Old habits die hard. In the case of our economy they never seem to die at all. One short description for our financial condition: heavily indebted and cash-strapped. Perpetually. Very occasionally the coffers may have looked better, but it was artificial and only because one superpower or the other is bent upon making a fool of itself in the quagmire called Afghanistan and needs our services, which we tend to offer with indecent haste. But this mode of financing is accompanied by its own evils in the social, political and cultural spheres. Continuing on the patterns of the past, the pro-business PML-N has reverted to the old familiar refrain: beg and borrow, but with greater creativity, and the consequences be damned. Soon after coming to power, with an air of inevitability it again went to the IMF for a measly sum and a multitude of conditions mostly, as is the wont of the hated Fund, impacting the common man.

This was not all. In order to shore up support for the 2013 budget, the cash starved government literally went on a borrowing spree from the commercial banks. On July 10, the federal government borrowed an astronomical Rs226 billion from the private sector in the shape of auction of SBP treasury bills at high interest just to tide over its everyday functioning. The SBP surprisingly fell quickly in line with the government’s unquenchable thirst for funds though it was earlier disinclined to favour such risk-free investment to the commercial banks. The real sufferers in such cases of safe lending to the government are the private borrowers who are shut out of the picture by the private banks, the latter’s primary function.

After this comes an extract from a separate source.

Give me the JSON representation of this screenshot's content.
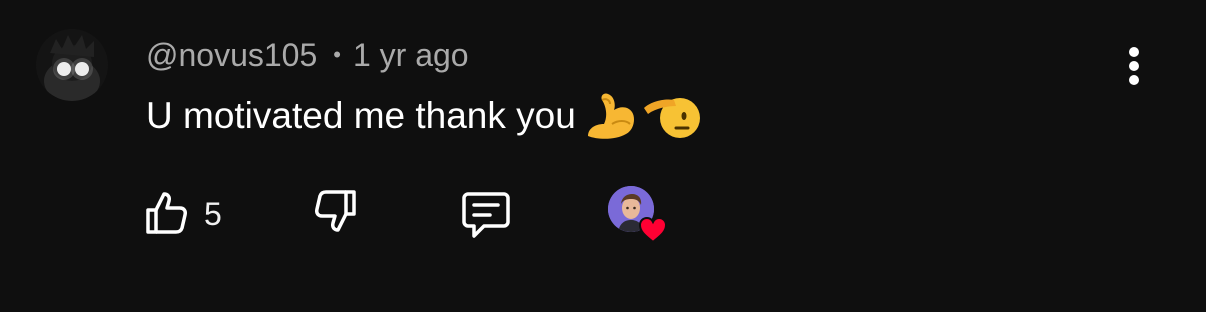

Come September, and another crisis is suddenly brewed up, exposing the total lack of any coherent financial policy or vision on the government’s part. The rupee started behaving erratically like the man on the flying trapeze against the US dollar and went into a freefall. In panic, the government made a hasty deal with a consortium of seven local and international banks on Sept 23, under which they would remit a total of US $625 million to Pakistan from abroad to shore up its meager foreign exchange reserves of $10.3 billion at an interest rate of 5.3 per cent over Libor (London inter-Bank Offered Rate) for one year – the lion’s share of $150 million contributed by the Bank of Tokyo. Again it was one IMF condition for raising $125 million from the market between July 1 and August 31 for its $6.64 billion extended fund facility that broke the rupees’ back. Although the Indian rupee too is under tremendous pressure from the US currency due to similar structural fault-lines (such as a huge current account deficit), yet their immense foreign exchange reserves provide it breathing space, which is not the case here. So as always, financial wizards are aplenty, but solid long-term solutions remain elusive.